Experts on dispersants, which have never before been used in such quantities or at such depths, will prove key to determine the spill’s ultimate impact, Kanner said.
“We’re not letting anyone off the hook if this turns out to just be a crazy science experiment,” he said.
Kanner said that the pool of experts all sides are drawing on is so small that some of the experts Caldwell’s office hired would often be approached the next day by BP’s lawyers with an offer.
Caldwell’s office is “vastly far ahead” of where his peer in Alaska was at this stage, Kanner said. But what the office does need, he added, is more money.
Caldwell has estimated his office will need $65 million and the ability to hire lawyers on contingency to bring home a multi-billion dollar settlement for the state. Gov. Bobby Jindal last week carved out $5 million of the $25 million oil spill grand from BP for Caldwell’s office.

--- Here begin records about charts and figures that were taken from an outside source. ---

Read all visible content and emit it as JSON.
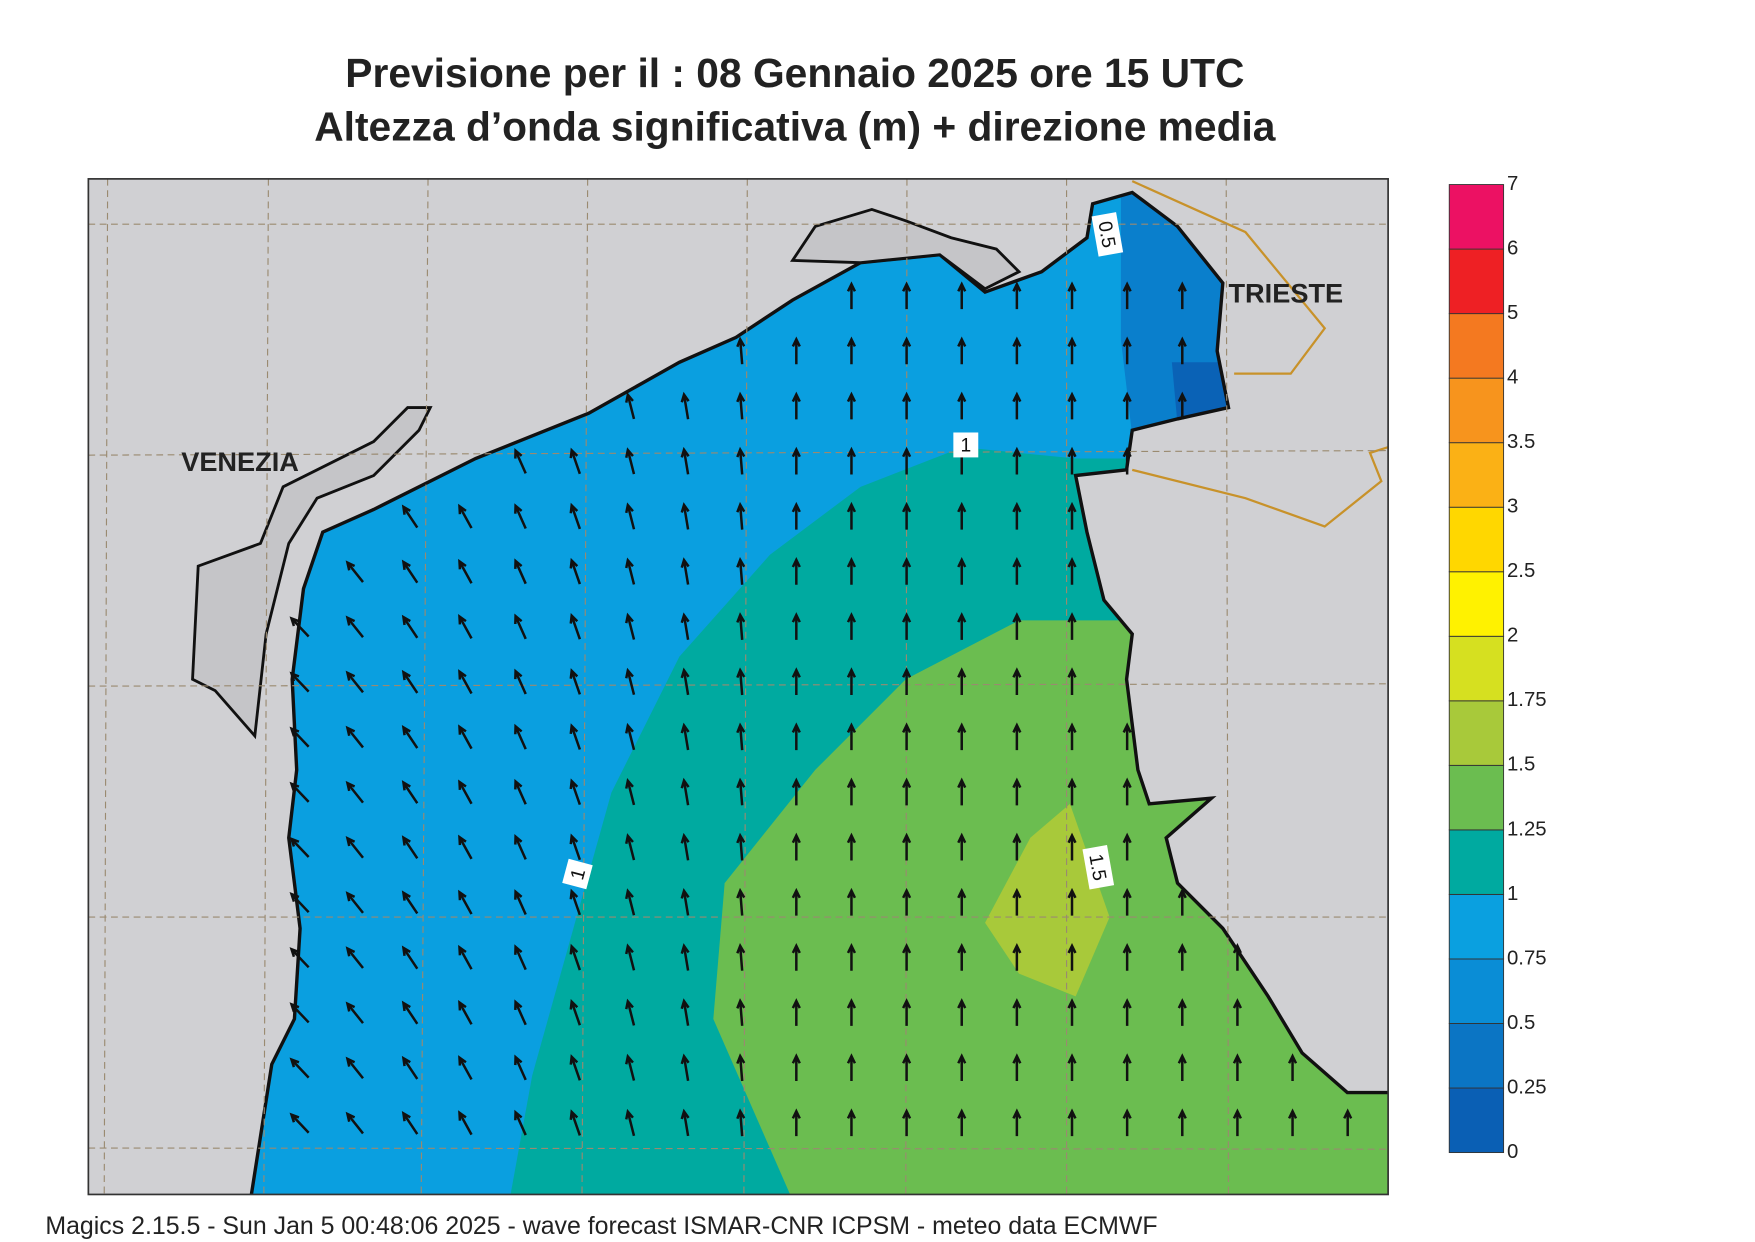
{
  "header": {
    "title": "Previsione per il  :  08  Gennaio  2025   ore 15 UTC",
    "subtitle": "Altezza d’onda significativa (m) + direzione media"
  },
  "places": [
    "VENEZIA",
    "TRIESTE"
  ],
  "contour_labels": [
    "0.5",
    "1",
    "1",
    "1.5"
  ],
  "colorbar": {
    "levels": [
      0,
      0.25,
      0.5,
      0.75,
      1,
      1.25,
      1.5,
      1.75,
      2,
      2.5,
      3,
      3.5,
      4,
      5,
      6,
      7
    ],
    "colors": [
      "#0a5fb4",
      "#0b75c4",
      "#0a8dd6",
      "#0aa0e0",
      "#00aaa0",
      "#6bbd50",
      "#a8c93a",
      "#d6e020",
      "#fff200",
      "#ffd700",
      "#fbb115",
      "#f7941d",
      "#f47920",
      "#ee2024",
      "#ec1163"
    ]
  },
  "footer": "Magics 2.15.5 - Sun Jan  5 00:48:06 2025 - wave forecast  ISMAR-CNR  ICPSM - meteo data   ECMWF"
}
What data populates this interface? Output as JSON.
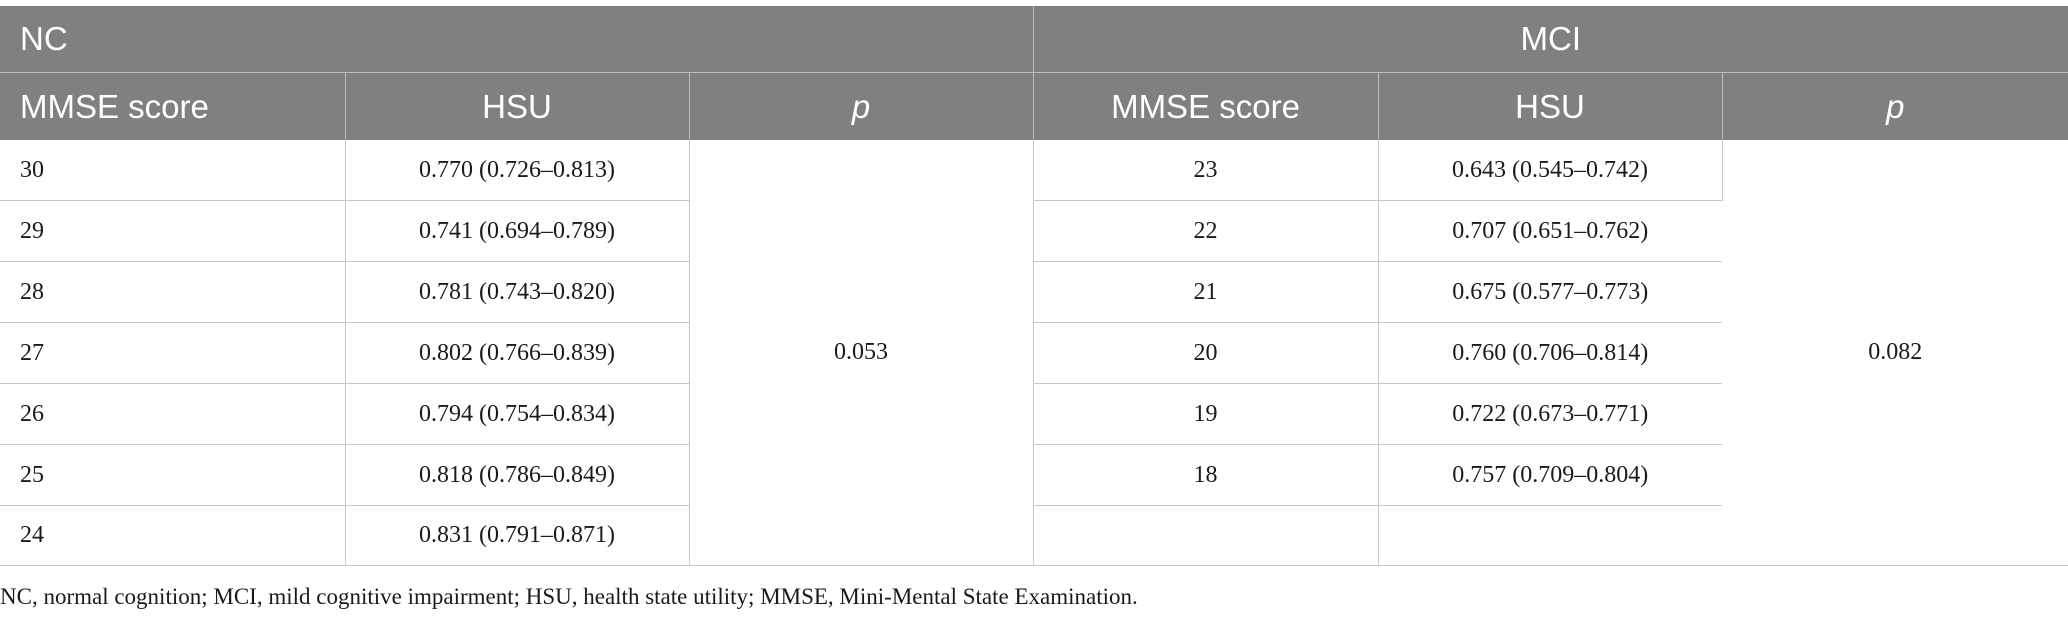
{
  "table": {
    "groups": {
      "nc": "NC",
      "mci": "MCI"
    },
    "columns": {
      "nc_mmse": "MMSE score",
      "nc_hsu": "HSU",
      "nc_p": "p",
      "mci_mmse": "MMSE score",
      "mci_hsu": "HSU",
      "mci_p": "p"
    },
    "nc_p_value": "0.053",
    "mci_p_value": "0.082",
    "rows": [
      {
        "nc_mmse": "30",
        "nc_hsu": "0.770 (0.726–0.813)",
        "mci_mmse": "23",
        "mci_hsu": "0.643 (0.545–0.742)"
      },
      {
        "nc_mmse": "29",
        "nc_hsu": "0.741 (0.694–0.789)",
        "mci_mmse": "22",
        "mci_hsu": "0.707 (0.651–0.762)"
      },
      {
        "nc_mmse": "28",
        "nc_hsu": "0.781 (0.743–0.820)",
        "mci_mmse": "21",
        "mci_hsu": "0.675 (0.577–0.773)"
      },
      {
        "nc_mmse": "27",
        "nc_hsu": "0.802 (0.766–0.839)",
        "mci_mmse": "20",
        "mci_hsu": "0.760 (0.706–0.814)"
      },
      {
        "nc_mmse": "26",
        "nc_hsu": "0.794 (0.754–0.834)",
        "mci_mmse": "19",
        "mci_hsu": "0.722 (0.673–0.771)"
      },
      {
        "nc_mmse": "25",
        "nc_hsu": "0.818 (0.786–0.849)",
        "mci_mmse": "18",
        "mci_hsu": "0.757 (0.709–0.804)"
      },
      {
        "nc_mmse": "24",
        "nc_hsu": "0.831 (0.791–0.871)",
        "mci_mmse": "",
        "mci_hsu": ""
      }
    ]
  },
  "footnote": "NC, normal cognition; MCI, mild cognitive impairment; HSU, health state utility; MMSE, Mini-Mental State Examination.",
  "colors": {
    "header_bg": "#808080",
    "header_text": "#ffffff",
    "border": "#c8c8c8"
  }
}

Kanner, who has lived in New Orleans since the 1980s and often goes fishing in the Gulf, said this is more than just a case for him. “It’s about my life. It’s about the life we’re all going to lead 30, 40 years from now.”
“I hope to be in the Gulf fishing with my kids and my grandkids someday and I hope to be able to say, ‘look, we helped make this right,’” Kanner said.
Jennifer Roche, a spokeswoman for Caldwell’s office, said that Henry Dart of Covington, Allen Usry of New Orleans and Wade Shows of Baton Rouge have also been hired as outside counsel.